Grawi was subjected to considerable repression in Germany after 1933. In 1939 he was able to emigrate to Chile. In 1940 he sold the painting in New York. In 1962 it was donated to the Städtisches Kunstmuseum Düsseldorf
In the opinion of the Advisory Commission, "The Foxes" must be restituted, even if the sale was concluded outside the Nazi sphere of power. The sale in 1940 in New York was the direct consequence of Grawi's imprisonment in a concentration camp and his subsequent escape.
The sale had been so closely connected with the persecution by the National Socialists that the place of the trade was secondary. Grawi would not have sold the painting if he had not been persecuted by the Nazis. He had stressed that for him and his family the result of the sale meant "the basis for our emigration". The city of Düsseldorf, on the other hand, had argued that the painting had been outside the Nazi sphere of influence since May 1939. The family had been in South America at the time of the sale in 1940. After the war, Grawi's wife had claimed restitution for the losses suffered, but had not cited the work by Franz Marc.
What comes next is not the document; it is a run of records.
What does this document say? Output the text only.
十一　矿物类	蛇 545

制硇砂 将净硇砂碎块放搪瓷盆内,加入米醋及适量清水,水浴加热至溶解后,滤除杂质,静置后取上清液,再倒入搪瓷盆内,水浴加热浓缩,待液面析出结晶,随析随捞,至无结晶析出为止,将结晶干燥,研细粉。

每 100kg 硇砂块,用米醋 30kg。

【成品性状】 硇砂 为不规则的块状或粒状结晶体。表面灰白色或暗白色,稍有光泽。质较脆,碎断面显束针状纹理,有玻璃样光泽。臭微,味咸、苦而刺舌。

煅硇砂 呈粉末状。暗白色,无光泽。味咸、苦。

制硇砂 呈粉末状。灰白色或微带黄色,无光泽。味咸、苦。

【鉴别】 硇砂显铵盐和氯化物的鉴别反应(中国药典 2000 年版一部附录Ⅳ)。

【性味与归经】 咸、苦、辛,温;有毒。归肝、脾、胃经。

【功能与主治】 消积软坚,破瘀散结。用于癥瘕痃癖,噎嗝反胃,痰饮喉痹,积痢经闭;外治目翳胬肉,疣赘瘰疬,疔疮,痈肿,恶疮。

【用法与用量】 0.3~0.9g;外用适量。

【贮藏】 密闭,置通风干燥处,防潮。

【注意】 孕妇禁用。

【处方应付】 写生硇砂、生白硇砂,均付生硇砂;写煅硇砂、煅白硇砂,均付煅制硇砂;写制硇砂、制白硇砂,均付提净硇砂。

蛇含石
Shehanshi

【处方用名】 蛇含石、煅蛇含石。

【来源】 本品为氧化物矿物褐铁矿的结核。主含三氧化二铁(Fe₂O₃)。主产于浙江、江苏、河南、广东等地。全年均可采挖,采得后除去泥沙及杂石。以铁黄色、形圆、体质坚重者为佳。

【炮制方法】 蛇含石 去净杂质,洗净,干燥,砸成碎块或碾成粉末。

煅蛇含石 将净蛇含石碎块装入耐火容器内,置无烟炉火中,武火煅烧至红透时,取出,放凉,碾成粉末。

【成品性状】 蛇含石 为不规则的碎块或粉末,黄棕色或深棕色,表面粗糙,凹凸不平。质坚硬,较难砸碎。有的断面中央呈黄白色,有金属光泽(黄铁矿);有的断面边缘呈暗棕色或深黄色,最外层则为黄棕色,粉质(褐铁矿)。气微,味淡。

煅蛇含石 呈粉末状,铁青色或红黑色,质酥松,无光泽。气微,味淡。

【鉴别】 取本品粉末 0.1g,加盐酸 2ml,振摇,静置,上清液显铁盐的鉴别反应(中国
According to the Washington Principles, also signed by Germany, "just and fair" solutions are to be found for cultural assets seized as a result of Nazi persecution.
Looted art experts fear that the commission's latest recommendation in the Grawi case could shift the previous standards of restitution. The "foxes" could become a precedent, so that in the future cultural objects sold abroad would also be eligible for restitution.